Sassafras is a rural crossroads in extreme southern Indiana, fifty-nine miles west of Louisville, Kentucky. It's a mix of wooded areas and farm fields. A number of small lakes formed on the streams around there suggest fish farms. Interstate 64 runs just north, and that's where the nearest place to eat is: nine miles west, at Deb's Truck Stop.

Annals Of Fast Food

Joseph Horn and Frank Hardart opened the first Automat restaurant in Philadelphia today in 1902. You'd insert coins into a slot next to the glass door displaying the dish you wanted, and the door would unlock, allowing you to remove your dish. Meanwhile, a full kitchen staff was back there cooking more food and plating it up to fill all those little windows. It was the first fast food restaurant--although its menu had nothing on common with the fast food of today. Automats were especially popular in New York in the 1920s through the 1950s, when they began to fade. At their peak, the 157 Automats served over a half-million people a day. It now seems a very strange way of serving food, but it worked for those whose only goal was to allay their hunger. The last Automat closed in New York in 1991.

Inventions In Eating

Although George Washington is famous for wearing them, the patent for false teeth was claimed today in 1822 by Charles Graham. It may seem strange now, but the main effect of the appliance was to prevent starvation in older people. Now there's so much food out there with what seems to be a pre-chewed texture that a toothless person could probably get by, if he could stand looking funny.

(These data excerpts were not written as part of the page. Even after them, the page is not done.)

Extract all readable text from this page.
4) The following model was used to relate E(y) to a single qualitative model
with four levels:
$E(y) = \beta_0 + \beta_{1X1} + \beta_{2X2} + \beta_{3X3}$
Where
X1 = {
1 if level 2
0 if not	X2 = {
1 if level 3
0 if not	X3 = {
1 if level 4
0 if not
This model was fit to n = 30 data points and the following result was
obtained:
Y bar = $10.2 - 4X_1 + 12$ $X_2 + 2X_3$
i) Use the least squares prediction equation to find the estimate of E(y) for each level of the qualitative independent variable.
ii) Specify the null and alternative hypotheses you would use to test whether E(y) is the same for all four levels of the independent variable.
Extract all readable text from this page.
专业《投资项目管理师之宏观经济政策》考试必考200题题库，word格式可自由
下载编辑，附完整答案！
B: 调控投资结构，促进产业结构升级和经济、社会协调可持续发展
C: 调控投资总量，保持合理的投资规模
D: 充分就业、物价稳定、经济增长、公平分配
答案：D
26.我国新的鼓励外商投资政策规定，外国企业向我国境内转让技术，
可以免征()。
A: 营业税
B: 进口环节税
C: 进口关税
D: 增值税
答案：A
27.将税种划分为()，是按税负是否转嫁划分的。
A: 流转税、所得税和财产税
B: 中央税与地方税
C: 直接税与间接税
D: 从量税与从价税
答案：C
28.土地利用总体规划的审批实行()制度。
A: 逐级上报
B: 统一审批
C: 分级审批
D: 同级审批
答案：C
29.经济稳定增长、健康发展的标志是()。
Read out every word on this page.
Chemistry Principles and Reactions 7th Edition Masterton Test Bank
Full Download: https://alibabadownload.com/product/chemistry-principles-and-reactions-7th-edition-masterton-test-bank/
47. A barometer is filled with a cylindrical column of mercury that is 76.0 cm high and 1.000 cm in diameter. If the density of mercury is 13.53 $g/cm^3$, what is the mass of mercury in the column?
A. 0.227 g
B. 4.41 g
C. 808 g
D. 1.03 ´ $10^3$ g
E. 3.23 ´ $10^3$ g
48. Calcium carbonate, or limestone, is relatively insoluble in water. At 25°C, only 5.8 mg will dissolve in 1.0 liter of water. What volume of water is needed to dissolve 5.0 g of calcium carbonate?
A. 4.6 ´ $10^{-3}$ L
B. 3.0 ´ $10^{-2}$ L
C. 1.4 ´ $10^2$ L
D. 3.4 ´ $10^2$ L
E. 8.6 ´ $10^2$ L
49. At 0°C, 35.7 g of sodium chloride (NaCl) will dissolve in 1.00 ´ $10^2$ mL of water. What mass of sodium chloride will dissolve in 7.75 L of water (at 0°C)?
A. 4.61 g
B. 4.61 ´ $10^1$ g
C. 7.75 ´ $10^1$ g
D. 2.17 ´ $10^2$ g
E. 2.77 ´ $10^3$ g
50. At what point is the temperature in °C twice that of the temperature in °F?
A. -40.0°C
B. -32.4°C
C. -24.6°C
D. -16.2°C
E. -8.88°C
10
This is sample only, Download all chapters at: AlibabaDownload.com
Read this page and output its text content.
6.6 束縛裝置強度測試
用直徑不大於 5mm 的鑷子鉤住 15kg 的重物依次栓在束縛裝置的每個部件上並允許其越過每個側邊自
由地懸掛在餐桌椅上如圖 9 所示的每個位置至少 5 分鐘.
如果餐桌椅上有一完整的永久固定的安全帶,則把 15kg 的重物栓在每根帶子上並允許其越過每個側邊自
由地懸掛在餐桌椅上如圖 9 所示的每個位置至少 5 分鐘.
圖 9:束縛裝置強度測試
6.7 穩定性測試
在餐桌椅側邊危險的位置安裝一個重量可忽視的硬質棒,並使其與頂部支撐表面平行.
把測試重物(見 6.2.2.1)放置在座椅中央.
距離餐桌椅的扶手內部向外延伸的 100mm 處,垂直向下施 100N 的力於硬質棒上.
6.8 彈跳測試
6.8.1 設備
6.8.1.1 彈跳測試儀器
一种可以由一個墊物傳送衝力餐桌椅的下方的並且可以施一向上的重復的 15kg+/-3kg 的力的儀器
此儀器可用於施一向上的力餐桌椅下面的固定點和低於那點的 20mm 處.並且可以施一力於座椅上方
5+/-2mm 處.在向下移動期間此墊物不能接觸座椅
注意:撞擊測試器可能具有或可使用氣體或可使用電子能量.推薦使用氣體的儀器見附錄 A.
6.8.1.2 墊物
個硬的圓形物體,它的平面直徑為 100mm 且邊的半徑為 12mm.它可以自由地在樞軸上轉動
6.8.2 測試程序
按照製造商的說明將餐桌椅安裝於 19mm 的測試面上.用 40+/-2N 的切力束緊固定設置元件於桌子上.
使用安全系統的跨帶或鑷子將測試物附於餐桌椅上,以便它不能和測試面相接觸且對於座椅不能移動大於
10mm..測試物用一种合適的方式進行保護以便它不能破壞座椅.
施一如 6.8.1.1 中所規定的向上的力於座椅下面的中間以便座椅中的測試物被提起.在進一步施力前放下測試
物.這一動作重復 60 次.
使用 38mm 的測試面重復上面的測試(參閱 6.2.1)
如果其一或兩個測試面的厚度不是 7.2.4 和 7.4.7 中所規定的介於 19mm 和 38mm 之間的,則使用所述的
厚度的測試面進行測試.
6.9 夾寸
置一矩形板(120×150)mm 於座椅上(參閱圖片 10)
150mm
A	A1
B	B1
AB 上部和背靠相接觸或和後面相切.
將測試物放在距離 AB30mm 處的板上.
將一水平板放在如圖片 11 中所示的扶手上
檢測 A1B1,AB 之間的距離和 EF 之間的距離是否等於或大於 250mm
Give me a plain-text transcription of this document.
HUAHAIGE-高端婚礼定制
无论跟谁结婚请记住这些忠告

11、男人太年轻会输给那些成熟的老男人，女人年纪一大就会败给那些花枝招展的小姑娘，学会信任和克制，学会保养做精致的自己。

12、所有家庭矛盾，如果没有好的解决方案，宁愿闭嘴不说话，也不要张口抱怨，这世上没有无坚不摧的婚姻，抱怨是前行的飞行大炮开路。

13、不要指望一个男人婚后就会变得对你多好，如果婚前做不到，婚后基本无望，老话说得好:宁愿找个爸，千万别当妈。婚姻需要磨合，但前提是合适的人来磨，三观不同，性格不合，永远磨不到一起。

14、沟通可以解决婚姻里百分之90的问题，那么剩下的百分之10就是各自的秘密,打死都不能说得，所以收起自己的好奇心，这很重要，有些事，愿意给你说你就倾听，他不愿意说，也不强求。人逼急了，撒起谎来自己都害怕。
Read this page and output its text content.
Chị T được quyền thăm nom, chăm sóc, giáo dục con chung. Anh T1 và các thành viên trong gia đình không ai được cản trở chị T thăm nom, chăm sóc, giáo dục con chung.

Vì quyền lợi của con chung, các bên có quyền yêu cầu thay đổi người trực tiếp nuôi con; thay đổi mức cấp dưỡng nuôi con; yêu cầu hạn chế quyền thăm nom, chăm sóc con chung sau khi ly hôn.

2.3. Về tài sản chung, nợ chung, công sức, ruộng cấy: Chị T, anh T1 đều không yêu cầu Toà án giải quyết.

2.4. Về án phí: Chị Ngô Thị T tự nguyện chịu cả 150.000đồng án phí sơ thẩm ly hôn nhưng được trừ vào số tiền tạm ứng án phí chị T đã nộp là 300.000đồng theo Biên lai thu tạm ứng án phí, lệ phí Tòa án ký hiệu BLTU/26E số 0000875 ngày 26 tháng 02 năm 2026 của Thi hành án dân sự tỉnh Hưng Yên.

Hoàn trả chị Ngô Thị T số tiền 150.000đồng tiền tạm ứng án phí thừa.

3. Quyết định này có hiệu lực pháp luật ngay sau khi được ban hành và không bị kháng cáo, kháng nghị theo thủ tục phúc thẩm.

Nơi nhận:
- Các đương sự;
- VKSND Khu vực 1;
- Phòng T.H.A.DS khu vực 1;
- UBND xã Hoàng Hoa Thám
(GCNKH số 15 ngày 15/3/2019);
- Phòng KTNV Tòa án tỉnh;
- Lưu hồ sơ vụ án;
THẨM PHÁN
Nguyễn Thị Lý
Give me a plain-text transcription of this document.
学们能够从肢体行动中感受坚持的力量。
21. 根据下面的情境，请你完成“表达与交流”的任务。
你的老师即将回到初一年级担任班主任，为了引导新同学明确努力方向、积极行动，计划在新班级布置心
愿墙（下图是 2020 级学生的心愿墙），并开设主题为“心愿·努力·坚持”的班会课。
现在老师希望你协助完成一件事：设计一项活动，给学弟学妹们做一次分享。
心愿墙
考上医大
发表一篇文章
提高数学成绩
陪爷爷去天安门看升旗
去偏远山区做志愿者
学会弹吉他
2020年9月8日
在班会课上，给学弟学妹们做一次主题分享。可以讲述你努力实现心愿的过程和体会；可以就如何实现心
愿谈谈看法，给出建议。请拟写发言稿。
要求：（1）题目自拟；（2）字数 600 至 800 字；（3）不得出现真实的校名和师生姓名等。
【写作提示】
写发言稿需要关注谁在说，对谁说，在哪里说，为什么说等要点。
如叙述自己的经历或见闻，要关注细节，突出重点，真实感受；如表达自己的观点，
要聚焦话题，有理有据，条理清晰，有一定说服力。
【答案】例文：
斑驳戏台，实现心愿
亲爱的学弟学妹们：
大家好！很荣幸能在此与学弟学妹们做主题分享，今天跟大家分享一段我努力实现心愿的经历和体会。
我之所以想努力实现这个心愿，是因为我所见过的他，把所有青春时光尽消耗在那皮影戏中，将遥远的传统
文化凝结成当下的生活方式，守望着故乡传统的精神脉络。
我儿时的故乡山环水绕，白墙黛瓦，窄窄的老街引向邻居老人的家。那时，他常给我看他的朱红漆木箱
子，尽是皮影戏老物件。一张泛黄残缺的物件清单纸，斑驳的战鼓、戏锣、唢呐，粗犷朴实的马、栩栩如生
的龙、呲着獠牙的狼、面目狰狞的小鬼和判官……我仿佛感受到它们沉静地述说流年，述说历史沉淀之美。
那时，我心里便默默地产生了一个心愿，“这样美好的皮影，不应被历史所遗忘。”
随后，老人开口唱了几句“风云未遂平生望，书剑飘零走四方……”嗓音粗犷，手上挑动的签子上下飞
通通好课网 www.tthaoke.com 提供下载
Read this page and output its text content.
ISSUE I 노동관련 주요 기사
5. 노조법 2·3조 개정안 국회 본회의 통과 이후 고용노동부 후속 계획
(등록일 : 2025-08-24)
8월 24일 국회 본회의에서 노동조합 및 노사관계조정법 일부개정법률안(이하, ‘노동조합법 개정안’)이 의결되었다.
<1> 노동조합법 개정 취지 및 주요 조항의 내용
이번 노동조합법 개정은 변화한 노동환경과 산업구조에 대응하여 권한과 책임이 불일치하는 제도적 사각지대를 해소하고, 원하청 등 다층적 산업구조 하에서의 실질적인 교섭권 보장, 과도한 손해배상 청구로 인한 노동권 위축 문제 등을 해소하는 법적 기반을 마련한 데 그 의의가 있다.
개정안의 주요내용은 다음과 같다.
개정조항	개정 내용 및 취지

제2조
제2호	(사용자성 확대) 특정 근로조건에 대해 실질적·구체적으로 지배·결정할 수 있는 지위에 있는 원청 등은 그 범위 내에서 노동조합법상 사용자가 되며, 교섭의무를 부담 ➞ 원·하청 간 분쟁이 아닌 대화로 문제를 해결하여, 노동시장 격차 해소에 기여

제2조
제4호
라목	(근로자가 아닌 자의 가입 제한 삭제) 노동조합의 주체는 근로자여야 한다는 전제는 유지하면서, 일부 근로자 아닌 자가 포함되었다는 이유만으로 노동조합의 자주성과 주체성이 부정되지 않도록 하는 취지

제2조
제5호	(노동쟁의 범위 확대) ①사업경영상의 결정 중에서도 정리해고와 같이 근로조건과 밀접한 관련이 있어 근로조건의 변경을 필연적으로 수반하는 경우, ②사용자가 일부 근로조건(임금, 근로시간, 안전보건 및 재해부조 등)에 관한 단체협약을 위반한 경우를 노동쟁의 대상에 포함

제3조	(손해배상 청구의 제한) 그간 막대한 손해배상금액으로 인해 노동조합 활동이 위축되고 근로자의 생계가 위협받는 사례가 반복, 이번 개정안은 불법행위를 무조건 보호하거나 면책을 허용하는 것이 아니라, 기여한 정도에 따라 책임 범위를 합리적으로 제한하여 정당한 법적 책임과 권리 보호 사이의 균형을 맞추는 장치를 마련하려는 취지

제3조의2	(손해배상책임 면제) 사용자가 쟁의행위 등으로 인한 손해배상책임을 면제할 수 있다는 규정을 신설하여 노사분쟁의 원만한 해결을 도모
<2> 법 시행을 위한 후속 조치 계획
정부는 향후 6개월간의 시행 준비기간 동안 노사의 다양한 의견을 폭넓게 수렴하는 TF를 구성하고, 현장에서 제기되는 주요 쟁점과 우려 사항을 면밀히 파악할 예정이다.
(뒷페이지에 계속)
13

Music To Eat Your Sweets By

Jelly Roll Morton recorded Jelly Roll Blues today in 1924. It's not really about the spiral cake rolled up with jelly, although no internal evidence in the lyrics betrayed this.

Food Namesakes

In 1969 today, Warren Burger was confirmed as the new Chief Justice of the Supreme Court. . . Cole Porter, one of the two or three greatest composers of American popular songs in the 1930s and 1940s, was born today in 1891. He had a rare name that includes both food and drink words. . . Luigi Fagioli, Italian racecar driver, started his engine today in 1898. (Fagioli is Italian for beans.)

Words To Eat By

"The various kinds of roux are used as the thickening agents for basic sauces, and their preparation, which appears to be of little importance, should actually be carried out with a great deal of care and attention."--August Escoffier.

Words To Drink By

Woman first tempted man to eat; he took to drinking of his own accord.--Unknown.

Cheese Of The Day

Chaumes, (French), adj.--A powerful cheese made from cow's milk in Southwest France, in the area of Perigord. It's a semi-soft cheese in the "monastery" style, which is to say that it has a washed rind and an interior that ripens into a very assertive flavor. When it gets overripe, it can become bitter with base components, which some people enjoy. It's for palates that enjoy stinky cheeses. Chaumes comes in a flattened disk with an orange exterior and a creamy yellow interior. If you eat this one with wine, make the wine a big red.

Food In Cartoons

Donald Duck was born today in 1934, with an appearance in the Disney cartoon The Wise Little Hen. He retired in 1961. He wore a kind of naval jacket but no pants. For many years, he had a kid's platter named for him at Dooky Chase; I forget what it was.